Tony Scott’s The Last Boy Scout is book-ended by scenes of violence taking place in football arenas, time-honored spaces of an American pastime. In the opening sequence, a young player walks onto the field and opens fire – an ominous opener that seems especially bleak this far removed from 1991. In the showstopper climax, a sniper stationed high above the action on field is attacked by one of our leads, eventually gunned down by the police and – in the film’s Grand Guignol moment – then falls into the spinning rotor of a helicopter, rendering his body into a mere splatter of blood. In these moments, The Last Boy Scout feels most like Scott’s film, yet everything in between is explicitly from the pen of its writer, Shane Black. Only this time, Black’s war isn’t on Christmas. It’s on America.
The first half of our buddy duo in The Last Boy Scout is Joe Hallenbeck (Bruce Willis) a self professed “lowlife” private detective, fitting the mold of Black’s other PI characters – Mitch Henessey (Samuel L. Jackson) in The Long Kiss Goodnight, Holland March (Ryan Gosling) in The Nice Guys – who are self-deprecating, unlucky with women and, perhaps most uncomfortably, have a knack for casual homophobia. He’s also the only Black character to come close to the reckless abandon of Martin Riggs (Mel Gibson) in Lethal Weapon with a disregard for life both his own and most of those around him. The second half is Jimmy Dix (Damon Wayans), an ex-quarterback with a cocaine habit, a bad temper and a penchant for wearing $650 leather pants. While staging an interracial buddy pairing in all three movies, Black did not place the divisive issue in race but in age (Lethal Weapon), gender (The Long Kiss Goodnight), and class (The Last Boy Scout) as the aforementioned $650 pants stands like the elephant in the room being mentioned here and there.
It’s no secret that Black has a thing for Christmas, with the films mentioned above and Kiss Kiss Bang Bang all taking place on or around the holiday. The Last Boy Scout may be his least Christmas focused buddy film, with the only real calling card a drawing of and subsequent remarks about Satan Claus who can serve as a sort of blank face villain for the various real life bad guys strewn throughout the film. Whereas Lethal Weapon and The Long Kiss Goodnight have very clear antagonists who are exceptionally slimy characters, The Last Boy Scout has an ensemble of unsavory criminals ready to stand in line to have their noses shoved into their brains by Hallenbeck or be victim to an exploding shotgun shell courtesy of Dix. And it runs the classist gamut from “lowlife” street criminals, to hired assassins, woman beating politicians and corrupt sports team owners. Black isn’t at war with Santa Claus anymore, he’s at war with Satan Claus that stands for a level of corruption and violence that seems eerily prescient.

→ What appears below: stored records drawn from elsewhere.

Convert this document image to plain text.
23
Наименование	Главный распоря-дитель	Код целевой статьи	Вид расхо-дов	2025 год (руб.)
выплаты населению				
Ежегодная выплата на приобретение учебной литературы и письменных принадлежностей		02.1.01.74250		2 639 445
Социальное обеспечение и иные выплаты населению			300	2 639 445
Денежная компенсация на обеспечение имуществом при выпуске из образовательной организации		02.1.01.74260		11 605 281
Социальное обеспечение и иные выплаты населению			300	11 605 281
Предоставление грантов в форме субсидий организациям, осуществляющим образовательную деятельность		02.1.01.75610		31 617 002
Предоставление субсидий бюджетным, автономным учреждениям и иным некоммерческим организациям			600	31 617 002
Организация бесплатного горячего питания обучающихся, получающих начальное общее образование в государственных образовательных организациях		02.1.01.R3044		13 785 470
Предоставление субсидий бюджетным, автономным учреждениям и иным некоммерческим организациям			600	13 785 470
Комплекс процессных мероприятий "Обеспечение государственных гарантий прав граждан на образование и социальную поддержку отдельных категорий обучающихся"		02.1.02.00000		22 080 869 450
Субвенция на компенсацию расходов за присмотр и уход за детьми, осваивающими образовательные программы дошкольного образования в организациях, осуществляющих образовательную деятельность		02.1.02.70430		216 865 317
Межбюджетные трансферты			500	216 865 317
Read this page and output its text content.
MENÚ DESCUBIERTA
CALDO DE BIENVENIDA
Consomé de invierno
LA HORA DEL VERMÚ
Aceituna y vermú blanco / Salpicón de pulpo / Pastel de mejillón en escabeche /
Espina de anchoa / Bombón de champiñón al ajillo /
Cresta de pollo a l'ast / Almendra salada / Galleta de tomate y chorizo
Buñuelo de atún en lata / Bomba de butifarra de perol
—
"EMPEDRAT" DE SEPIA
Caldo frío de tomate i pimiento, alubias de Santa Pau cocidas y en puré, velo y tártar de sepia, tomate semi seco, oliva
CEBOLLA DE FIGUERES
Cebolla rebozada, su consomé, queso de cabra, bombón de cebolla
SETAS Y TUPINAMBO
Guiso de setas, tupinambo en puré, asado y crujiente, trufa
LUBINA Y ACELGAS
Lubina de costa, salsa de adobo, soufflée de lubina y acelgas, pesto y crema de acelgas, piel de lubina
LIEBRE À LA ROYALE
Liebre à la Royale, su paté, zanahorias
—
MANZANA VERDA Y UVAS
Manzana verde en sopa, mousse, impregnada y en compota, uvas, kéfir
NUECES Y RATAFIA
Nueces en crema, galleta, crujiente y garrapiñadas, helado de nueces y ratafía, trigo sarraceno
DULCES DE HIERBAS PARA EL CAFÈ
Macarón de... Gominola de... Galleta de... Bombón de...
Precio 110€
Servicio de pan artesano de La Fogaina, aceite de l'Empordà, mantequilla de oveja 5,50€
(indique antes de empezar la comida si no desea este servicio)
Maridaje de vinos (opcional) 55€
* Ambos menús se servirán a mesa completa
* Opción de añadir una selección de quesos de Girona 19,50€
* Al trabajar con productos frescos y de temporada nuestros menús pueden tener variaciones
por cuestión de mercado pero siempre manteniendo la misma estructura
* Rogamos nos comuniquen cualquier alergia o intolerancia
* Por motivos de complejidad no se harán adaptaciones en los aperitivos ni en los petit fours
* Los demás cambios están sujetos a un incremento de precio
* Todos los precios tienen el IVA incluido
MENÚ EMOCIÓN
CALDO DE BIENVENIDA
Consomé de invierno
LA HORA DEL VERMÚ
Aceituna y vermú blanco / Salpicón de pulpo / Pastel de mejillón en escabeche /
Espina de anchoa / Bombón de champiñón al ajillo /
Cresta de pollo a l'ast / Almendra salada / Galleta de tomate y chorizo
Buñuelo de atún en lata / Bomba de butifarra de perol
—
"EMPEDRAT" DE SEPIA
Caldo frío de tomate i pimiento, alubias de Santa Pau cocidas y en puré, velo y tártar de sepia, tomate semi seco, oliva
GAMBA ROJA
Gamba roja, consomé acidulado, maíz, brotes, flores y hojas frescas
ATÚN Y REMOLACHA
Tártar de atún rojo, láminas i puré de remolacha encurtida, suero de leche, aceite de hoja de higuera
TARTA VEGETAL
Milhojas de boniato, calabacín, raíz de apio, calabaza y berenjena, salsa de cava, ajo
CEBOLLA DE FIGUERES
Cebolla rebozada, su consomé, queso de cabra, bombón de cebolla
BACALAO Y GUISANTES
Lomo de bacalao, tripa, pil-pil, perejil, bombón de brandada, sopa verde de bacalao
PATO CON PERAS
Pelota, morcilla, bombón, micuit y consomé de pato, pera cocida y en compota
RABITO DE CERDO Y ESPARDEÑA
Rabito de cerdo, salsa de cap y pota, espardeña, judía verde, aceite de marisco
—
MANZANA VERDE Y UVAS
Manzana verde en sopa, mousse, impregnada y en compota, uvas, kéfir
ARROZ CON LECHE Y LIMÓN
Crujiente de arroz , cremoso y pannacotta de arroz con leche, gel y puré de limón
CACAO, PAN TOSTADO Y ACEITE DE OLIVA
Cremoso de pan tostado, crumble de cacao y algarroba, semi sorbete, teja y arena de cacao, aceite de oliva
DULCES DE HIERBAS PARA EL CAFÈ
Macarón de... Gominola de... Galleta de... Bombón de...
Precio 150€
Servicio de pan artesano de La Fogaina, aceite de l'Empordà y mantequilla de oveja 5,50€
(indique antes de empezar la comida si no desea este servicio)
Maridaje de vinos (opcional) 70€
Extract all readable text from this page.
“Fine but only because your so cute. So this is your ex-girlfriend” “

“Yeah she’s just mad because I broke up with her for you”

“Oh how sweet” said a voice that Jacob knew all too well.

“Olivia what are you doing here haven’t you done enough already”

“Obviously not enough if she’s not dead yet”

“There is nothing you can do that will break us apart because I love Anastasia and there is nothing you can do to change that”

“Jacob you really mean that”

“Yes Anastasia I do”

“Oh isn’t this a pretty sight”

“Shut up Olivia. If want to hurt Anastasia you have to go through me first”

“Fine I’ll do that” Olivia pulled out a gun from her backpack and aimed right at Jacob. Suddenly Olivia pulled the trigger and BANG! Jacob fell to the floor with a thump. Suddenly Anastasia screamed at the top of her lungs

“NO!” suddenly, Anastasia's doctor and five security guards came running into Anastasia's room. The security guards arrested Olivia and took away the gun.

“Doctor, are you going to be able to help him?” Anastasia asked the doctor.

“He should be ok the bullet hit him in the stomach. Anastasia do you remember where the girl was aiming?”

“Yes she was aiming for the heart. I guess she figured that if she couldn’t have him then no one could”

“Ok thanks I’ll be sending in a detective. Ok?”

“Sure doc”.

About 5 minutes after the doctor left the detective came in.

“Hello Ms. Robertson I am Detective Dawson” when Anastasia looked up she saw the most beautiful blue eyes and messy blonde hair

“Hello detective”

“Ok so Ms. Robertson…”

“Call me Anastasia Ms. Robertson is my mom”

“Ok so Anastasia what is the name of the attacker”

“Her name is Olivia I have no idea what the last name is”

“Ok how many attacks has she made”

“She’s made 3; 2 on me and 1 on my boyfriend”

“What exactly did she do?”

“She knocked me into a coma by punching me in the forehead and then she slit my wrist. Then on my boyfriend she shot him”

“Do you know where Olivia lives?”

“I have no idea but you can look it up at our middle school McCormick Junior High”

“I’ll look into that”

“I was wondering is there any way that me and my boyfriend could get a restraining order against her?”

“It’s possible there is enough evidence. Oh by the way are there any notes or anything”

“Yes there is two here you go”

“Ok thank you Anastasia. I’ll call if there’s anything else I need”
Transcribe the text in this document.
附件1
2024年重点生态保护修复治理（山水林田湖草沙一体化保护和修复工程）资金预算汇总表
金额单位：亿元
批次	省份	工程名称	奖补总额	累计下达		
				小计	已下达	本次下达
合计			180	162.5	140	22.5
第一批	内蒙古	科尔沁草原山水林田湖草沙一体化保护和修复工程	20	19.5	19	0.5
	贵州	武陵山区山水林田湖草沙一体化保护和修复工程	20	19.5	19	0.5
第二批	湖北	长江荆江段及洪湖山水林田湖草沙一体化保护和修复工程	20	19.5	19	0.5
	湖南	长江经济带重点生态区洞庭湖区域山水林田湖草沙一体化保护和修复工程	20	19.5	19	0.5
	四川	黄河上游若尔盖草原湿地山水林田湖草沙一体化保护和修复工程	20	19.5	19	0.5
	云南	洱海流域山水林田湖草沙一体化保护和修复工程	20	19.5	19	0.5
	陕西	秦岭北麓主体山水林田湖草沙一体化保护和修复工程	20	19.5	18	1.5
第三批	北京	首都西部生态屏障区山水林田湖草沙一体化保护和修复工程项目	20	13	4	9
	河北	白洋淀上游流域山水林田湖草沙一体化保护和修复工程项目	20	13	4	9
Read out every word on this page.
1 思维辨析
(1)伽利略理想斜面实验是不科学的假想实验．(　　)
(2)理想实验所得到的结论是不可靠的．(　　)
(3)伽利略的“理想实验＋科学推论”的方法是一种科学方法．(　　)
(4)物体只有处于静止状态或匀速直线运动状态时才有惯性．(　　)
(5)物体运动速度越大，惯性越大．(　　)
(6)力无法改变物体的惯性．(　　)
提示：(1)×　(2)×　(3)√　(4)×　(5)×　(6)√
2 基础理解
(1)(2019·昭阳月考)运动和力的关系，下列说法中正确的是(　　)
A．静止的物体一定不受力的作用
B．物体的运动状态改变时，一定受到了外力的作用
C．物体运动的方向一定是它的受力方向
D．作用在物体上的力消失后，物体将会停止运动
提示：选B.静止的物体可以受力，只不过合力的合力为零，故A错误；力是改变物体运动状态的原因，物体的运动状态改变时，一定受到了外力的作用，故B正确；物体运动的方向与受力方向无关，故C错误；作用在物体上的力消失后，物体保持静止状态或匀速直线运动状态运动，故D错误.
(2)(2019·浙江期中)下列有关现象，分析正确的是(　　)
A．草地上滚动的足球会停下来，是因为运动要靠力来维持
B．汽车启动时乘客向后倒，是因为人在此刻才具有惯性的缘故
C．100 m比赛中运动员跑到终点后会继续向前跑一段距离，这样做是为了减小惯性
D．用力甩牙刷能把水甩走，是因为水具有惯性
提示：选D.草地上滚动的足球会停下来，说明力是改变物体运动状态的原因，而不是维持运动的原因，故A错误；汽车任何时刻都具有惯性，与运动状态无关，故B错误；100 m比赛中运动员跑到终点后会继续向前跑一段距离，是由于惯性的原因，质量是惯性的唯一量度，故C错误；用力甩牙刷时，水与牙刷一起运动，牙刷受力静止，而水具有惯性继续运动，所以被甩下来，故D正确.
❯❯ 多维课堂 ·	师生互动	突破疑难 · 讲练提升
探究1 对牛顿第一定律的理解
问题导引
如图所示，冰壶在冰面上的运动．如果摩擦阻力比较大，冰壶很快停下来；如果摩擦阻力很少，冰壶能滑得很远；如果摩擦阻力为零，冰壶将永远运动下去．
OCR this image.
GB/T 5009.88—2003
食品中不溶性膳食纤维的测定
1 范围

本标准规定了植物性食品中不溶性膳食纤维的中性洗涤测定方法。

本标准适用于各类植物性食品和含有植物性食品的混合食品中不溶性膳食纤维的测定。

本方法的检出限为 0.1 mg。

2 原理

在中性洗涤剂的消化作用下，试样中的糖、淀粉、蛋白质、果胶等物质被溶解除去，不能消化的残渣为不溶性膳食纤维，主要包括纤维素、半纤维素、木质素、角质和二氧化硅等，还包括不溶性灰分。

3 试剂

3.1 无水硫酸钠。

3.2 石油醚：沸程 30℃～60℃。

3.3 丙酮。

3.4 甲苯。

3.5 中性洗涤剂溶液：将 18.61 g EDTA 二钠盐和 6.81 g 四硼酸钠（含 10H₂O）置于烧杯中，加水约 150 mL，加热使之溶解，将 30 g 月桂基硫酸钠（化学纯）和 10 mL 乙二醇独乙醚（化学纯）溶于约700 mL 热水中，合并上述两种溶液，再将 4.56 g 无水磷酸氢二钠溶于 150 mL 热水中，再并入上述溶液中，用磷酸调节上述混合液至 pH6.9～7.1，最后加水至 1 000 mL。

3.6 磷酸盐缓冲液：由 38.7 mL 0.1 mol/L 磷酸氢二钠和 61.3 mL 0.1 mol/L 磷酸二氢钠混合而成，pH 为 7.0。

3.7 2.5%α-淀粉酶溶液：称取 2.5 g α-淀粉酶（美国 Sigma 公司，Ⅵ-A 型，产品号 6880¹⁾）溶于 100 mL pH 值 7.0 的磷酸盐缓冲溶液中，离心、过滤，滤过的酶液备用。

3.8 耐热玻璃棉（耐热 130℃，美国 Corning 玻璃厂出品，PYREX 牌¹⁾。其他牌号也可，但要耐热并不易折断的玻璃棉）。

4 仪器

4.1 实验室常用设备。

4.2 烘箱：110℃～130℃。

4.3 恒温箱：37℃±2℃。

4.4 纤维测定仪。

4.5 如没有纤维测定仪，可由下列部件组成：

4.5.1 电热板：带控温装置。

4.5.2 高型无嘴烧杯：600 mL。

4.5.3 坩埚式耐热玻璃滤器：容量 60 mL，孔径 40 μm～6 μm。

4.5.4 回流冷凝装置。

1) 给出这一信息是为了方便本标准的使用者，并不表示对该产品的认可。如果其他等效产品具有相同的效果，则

And this ultimately is Hallenbeck’s show. Willis portrays the character with a level of both pathos and zeal that could likely manifest if Hudson Hawk and John McClane from Die Hard with a Vengeance became one. He handles Black’s narcissistic and profanity-laced script deftly, with a comic timing not paralleled in a Black script brought to screen until 2016’s The Nice Guys. Working with dialogue that is intent to deliver a one liner or punchline with every conversation, Hallenbeck becomes the star of the show. The nihilist lowlife with an adulterous wife, a troubled kid, a dead partner and a new friend who may like him less than he likes himself, and he never passes up a chance to piss someone off when given the opportunity. Take this choice exchange between a potential assailant and Hallenbeck:
Potential Assailant: “You’re real cool for a guy about to take a bullet
Hallenbeck: “For fucking your wife, I’ll take two.”
And it’s this attitude that carries both Hallenbeck and the film itself. Absent is the vulnerability of Samuel L. Jackson’s Henessey from The Long Kiss Goodnight, absent is Ryan Gosling’s March’s humility in the face of danger. Both Hallenbeck and The Last Boy Scout are defiant, mean bastards that seem both out of time and place now as well as the time they are a product of. This is 1991 cinema for a 1970s audience.
By the time we get to the climax featuring the second wave of violence during a major sporting event, Hallenbeck and Dix have killed people, been framed for people they didn’t kill, watched others get murdered and have bonded over the perils of drug abuse, the state of American politics, the secrets of women – “Water is wet. The sky is blue. Women have secrets. Who gives a fuck?” – and have handled both six million dollars and a bomb meant to hurt a large crowd. Once our sniper at the stadium is dead, the most corrupt of the corrupt have accidentally blown themselves to pieces, and Hallenbeck’s marriage is potentially sorted out, there is only one thing left: Satan Claus. “Well, there’s not much more to tell than that. Water’s wet, the sky’s blue. And old Satan Claus, Jimmy, he’s out there. And he’s just getting stronger.”